PDO Signs EPC Contracts For Qarn Alam Steam-Injection EOR With Dodsal, Galfar
Petroleum Development Oman (PDO) on 27 May signed two major engineering, procurement and construction (EPC) contracts for the Qarn Alam steam-injection enhanced oil recovery (EOR) project. A contract for field facilities was awarded to Dodsal and a contract for the oil and water flowlines and associated hardware outside of the field site was awarded to Galfar Engineering and Contracting. The Qarn Alam steam-injection project is the world’s first full-field steam-injection enhanced oil recovery (EOR) project based on thermally assisted gas/oil gravity drainage (TAGOGD) in a fractured carbonate field. The project scope, according to PDO, includes drilling some 150 wells and installing facilities to treat water and generate around 18,000 tons/day of steam. Additional facilities will be built to process the incremental oil and gas produced at the field, and to dispose of excess produced water in deep reservoirs. The project will require nearly 220km of pipelines and flowlines to connect these facilities with the wells for water supply, oil production, steam injection and water disposal.

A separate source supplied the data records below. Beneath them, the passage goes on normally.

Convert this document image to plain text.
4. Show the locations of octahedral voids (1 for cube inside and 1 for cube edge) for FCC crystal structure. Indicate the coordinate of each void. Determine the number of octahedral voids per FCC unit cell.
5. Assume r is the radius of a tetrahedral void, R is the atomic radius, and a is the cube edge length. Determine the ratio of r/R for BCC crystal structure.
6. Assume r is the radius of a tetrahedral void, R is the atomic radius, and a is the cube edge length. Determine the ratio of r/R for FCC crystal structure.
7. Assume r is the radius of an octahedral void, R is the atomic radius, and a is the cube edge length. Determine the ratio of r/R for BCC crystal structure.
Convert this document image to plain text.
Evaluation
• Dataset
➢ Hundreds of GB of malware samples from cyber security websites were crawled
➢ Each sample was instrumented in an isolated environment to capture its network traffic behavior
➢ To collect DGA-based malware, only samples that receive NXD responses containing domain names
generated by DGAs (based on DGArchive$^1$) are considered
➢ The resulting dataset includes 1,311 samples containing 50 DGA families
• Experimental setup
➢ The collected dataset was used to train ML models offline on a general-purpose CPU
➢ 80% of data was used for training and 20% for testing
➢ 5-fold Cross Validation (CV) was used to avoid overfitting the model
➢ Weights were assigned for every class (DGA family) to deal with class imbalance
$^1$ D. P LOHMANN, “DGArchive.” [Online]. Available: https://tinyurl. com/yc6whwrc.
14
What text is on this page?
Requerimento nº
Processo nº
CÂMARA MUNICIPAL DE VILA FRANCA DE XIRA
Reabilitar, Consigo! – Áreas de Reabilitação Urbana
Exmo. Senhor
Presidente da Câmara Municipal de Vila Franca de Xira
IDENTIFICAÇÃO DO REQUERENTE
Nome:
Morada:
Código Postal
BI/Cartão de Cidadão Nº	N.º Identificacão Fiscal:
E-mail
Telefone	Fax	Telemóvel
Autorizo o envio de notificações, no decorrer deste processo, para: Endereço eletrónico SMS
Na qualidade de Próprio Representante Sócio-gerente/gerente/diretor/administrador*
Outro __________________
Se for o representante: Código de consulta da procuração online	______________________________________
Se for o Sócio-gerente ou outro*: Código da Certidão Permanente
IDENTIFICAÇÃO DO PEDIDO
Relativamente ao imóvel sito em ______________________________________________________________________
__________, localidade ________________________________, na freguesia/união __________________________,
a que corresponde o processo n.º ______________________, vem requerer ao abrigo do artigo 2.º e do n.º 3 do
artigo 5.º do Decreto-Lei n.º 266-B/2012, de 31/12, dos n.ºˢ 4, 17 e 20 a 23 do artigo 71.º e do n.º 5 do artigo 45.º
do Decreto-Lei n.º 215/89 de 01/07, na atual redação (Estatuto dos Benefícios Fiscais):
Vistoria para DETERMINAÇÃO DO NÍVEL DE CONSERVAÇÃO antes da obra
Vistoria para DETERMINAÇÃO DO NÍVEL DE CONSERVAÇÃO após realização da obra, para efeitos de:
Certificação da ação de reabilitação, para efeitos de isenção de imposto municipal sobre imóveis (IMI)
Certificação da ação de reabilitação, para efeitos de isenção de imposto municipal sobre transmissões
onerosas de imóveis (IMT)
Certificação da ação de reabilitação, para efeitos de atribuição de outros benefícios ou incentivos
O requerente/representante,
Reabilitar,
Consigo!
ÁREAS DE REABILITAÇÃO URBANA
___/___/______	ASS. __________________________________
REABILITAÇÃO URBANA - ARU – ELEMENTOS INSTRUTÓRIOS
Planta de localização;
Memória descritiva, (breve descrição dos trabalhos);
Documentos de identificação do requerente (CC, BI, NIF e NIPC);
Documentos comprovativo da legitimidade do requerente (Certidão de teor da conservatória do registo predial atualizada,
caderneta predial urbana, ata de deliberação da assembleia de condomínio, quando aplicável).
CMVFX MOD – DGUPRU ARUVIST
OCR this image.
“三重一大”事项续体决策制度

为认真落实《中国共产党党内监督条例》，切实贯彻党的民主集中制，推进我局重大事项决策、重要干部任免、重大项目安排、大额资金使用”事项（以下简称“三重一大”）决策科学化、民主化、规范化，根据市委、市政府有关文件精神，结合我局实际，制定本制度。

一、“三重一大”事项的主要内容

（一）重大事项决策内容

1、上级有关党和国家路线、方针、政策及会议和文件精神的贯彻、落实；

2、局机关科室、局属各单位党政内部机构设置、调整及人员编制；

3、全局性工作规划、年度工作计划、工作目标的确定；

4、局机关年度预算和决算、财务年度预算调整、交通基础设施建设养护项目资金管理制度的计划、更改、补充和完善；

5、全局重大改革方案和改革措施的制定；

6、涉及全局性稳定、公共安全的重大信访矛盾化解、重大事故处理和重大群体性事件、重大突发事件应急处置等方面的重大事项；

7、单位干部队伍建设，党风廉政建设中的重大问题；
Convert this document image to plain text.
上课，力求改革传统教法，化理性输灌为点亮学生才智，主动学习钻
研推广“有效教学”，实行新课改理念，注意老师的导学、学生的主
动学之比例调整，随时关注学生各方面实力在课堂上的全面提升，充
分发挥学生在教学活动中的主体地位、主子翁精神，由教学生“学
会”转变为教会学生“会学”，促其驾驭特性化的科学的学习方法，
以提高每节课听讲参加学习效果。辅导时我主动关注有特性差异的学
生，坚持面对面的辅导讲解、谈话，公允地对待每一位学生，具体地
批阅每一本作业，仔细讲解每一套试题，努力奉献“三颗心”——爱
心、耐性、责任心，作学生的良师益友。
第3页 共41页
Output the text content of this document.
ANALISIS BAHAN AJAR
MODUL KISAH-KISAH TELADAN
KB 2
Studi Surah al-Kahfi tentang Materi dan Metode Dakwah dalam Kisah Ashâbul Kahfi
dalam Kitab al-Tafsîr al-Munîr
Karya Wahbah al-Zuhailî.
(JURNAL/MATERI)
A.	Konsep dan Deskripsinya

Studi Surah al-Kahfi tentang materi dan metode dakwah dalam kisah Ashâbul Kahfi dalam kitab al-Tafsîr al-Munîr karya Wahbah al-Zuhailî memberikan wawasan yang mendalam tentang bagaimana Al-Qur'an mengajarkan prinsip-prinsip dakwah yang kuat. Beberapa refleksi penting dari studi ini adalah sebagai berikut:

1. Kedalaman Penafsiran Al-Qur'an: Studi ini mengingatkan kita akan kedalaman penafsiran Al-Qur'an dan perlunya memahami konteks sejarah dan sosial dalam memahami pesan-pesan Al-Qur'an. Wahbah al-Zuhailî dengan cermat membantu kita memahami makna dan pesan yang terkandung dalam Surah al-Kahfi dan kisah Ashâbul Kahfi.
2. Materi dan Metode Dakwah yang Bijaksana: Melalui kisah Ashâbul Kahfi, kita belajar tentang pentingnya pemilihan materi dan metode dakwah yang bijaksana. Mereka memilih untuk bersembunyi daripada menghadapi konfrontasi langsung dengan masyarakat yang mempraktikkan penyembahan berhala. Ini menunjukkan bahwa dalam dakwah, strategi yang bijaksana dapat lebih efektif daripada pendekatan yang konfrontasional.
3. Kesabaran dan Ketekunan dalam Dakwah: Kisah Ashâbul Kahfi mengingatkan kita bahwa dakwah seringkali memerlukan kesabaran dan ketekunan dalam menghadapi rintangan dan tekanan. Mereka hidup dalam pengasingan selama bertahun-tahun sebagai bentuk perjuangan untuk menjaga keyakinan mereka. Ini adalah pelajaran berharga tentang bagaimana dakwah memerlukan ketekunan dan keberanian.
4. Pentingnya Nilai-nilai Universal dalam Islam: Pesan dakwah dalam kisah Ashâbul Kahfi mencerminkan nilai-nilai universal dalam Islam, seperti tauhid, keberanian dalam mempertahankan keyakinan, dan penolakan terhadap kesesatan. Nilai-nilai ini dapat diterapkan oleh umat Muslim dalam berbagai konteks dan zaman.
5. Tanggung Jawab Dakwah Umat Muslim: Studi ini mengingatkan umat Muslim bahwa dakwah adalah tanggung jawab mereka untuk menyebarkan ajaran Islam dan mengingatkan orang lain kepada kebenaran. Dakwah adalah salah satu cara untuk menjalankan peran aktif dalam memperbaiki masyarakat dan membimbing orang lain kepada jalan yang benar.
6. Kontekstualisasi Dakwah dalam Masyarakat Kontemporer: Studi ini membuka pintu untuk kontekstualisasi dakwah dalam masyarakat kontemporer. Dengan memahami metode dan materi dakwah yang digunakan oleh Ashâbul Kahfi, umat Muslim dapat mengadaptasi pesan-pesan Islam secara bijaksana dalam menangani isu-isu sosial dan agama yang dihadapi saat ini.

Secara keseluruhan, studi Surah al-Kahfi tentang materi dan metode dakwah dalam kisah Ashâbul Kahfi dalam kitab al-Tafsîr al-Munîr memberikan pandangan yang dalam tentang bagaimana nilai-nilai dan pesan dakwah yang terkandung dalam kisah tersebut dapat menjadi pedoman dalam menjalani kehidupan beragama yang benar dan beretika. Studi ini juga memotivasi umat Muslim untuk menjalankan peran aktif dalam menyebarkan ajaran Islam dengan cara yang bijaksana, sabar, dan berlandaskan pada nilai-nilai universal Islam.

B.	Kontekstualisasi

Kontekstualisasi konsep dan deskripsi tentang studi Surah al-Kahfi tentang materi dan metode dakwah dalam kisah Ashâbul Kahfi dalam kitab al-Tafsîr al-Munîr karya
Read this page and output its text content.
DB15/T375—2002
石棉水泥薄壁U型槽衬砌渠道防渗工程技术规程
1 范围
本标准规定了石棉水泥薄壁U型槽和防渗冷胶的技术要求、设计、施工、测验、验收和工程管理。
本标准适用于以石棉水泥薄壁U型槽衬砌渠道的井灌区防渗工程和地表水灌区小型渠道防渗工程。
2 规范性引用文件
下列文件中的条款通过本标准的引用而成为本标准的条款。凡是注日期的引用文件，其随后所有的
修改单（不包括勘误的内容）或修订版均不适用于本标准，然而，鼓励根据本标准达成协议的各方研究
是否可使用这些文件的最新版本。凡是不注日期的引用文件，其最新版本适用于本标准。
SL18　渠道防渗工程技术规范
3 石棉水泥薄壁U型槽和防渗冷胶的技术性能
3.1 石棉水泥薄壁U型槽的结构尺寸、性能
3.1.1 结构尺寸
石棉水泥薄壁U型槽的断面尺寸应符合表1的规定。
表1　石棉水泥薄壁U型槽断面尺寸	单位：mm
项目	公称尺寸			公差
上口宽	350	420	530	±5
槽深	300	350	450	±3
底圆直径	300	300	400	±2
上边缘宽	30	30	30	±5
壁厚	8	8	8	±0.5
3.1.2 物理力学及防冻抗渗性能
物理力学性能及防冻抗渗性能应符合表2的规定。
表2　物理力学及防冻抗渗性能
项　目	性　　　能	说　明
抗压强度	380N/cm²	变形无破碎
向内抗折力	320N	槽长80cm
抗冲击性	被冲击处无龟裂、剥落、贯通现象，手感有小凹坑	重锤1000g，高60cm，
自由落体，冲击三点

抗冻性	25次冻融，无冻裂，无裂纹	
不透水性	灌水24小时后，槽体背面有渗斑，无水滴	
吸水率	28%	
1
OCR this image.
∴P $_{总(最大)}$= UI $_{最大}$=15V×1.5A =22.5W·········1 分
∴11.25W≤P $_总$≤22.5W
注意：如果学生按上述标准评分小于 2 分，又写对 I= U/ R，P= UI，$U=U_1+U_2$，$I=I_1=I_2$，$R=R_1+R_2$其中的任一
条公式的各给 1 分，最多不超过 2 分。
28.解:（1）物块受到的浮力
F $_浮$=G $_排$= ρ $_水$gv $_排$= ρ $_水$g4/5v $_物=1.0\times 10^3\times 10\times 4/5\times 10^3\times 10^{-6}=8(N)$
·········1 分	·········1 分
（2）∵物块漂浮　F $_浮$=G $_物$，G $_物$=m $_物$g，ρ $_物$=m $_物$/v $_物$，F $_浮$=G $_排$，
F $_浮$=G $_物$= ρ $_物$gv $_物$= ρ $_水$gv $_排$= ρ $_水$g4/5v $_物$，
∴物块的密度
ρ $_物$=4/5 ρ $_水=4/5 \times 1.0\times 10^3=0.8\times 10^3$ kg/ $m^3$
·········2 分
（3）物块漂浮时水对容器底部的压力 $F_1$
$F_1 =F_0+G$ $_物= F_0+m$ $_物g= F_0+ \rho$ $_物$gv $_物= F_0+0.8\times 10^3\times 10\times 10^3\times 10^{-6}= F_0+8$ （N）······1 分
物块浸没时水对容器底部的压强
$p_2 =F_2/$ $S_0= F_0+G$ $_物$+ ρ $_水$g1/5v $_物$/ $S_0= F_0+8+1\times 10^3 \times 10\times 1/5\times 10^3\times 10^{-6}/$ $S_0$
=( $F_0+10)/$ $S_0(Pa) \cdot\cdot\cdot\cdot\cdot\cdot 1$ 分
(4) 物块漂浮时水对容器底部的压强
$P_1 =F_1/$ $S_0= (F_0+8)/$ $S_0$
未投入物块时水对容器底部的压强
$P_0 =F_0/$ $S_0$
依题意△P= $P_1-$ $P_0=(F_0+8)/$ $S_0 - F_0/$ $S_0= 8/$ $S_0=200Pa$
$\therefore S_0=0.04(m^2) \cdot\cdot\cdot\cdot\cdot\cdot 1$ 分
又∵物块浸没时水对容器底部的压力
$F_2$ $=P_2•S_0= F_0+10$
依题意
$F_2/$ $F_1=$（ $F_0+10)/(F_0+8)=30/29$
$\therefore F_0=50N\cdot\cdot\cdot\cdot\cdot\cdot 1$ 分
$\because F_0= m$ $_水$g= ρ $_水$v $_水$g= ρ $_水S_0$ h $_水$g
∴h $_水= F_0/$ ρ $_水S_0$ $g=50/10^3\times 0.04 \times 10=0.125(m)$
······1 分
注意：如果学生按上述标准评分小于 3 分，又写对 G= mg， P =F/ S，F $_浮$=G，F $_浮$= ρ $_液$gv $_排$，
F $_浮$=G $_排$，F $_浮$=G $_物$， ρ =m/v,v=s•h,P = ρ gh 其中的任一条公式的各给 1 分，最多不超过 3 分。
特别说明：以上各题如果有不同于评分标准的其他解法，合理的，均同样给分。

The EOR recovery process is based on injecting steam into the formation’s fractures to heat the low-permeability oil-bearing rock. As the rock is heated, gas is liberated and the viscosity of the oil reduced, flowing much more easily into the fractures under the action of gravity. The fractures thus serve as conduits for both the injected steam and the produced oil. Unlike a conventional steam-injection project, in which the steam serves to drive oil to producing wells, the steam at Qarn Alam is used as merely a heating agent to enhance the existing gravity drainage mechanism. This feature of the project allows the number of wells, and hence development costs, to be kept to a minimum. “Most of the steam will be generated by waste heat recovery from the existing Qarn Alam Power Station, thereby significantly reducing the project’s carbon dioxide emissions and saving on gas consumption. The start-up date of all facilities will be around 2010,” said PDO Oil Director for northern assets Saif al-Hinai. Canada’s Worley Parsons won the front-end design contract for the project, which is expected to increase recovery from 4% to 25%, in late 2005 (MEES, 15 August 2005).